Von Ruiz heißt es, er hätte noch vor seinem zwanzigsten Geburtstag hundert Theaterstücke geschrieben. Das ist wohl Selbstmythologisierung, das Theater blieb aber eine wichtige Ebene in seinem Werk. Empfehlenswert in dieser Hinsicht ist etwa La Présence réelle (1984), welches am Rande des Festivals von Avignon entstand und mit früher Computertechnik und dem Begriff Simulation schon die Ersetzbarkeit von Schauspielern durch Rechenkapazitäten vorwegnahm.

Proust mit Deneuve

Mit zunehmendem Prestige konnte Ruiz sich schließlich an einem der großen unverfilmbaren Stoffe versuchen: Le Temps retrouvé beruht auf dem letzten Band von Prousts Auf der Suche nach der verlorenen Zeit. Catherine Deneuve spielt darin und gastiert zu diesem Anlass am 26. Oktober im Gartenbaukino.

Es ist jedoch eine andere Romanadaption, mit der Ruiz 2010 noch einmal zu großer Form auflief: Mistérios de Lisboa beruht auf einem portugiesischen Schmöker von Camilo Castelo Branco und holt aus der Geschichte eines Waisenjungen während der liberalen Revolution in Portugal wirklich alles heraus, was das abendländische Denken an klassen- und ständepolitischen Umwälzungen so aufzuweisen hat.

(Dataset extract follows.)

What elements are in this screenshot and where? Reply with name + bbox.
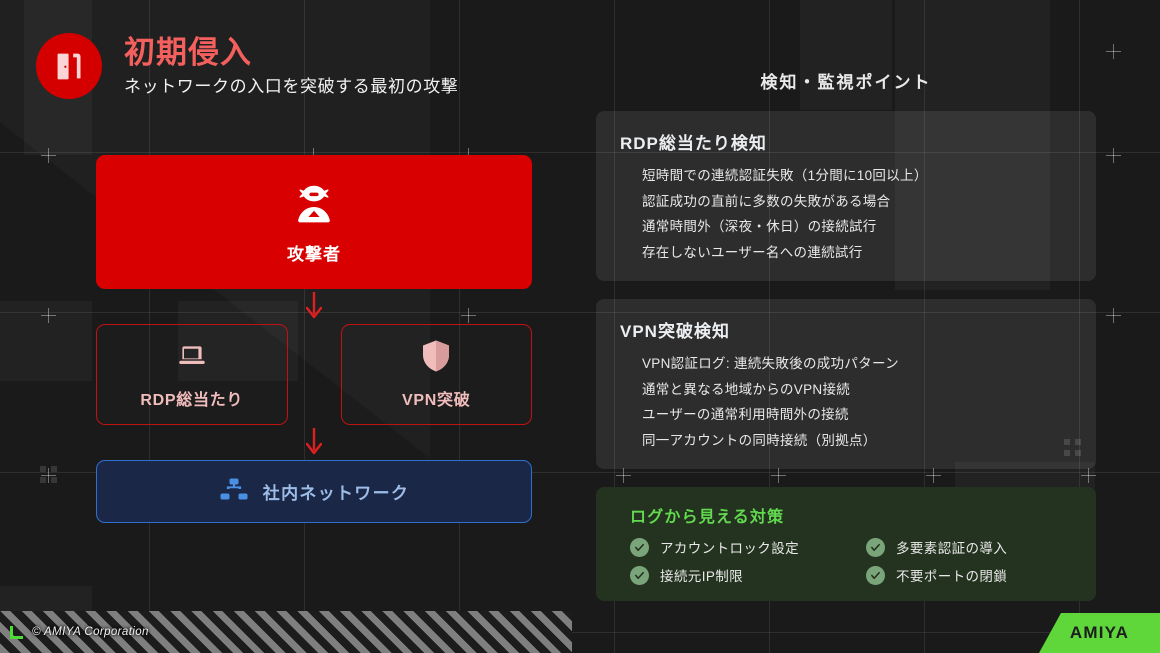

Ruiz kam in diesem Moment sogar den Anfängen an der Seite von Allende noch einmal nahe, nun aber mit dem Wissen eines Alters, dem die Geschichte keinen erkennbaren Fortschritt mehr ergeben kann, sondern nur Mysterien, Geheimnisse.

Die Retrospektive zu Raúl Ruiz ist eine große Gelegenheit. Man sollte ihr bis in die hintersten Winkel des Labyrinthischen folgen. (Bert Rebhandl, 16.10.2023)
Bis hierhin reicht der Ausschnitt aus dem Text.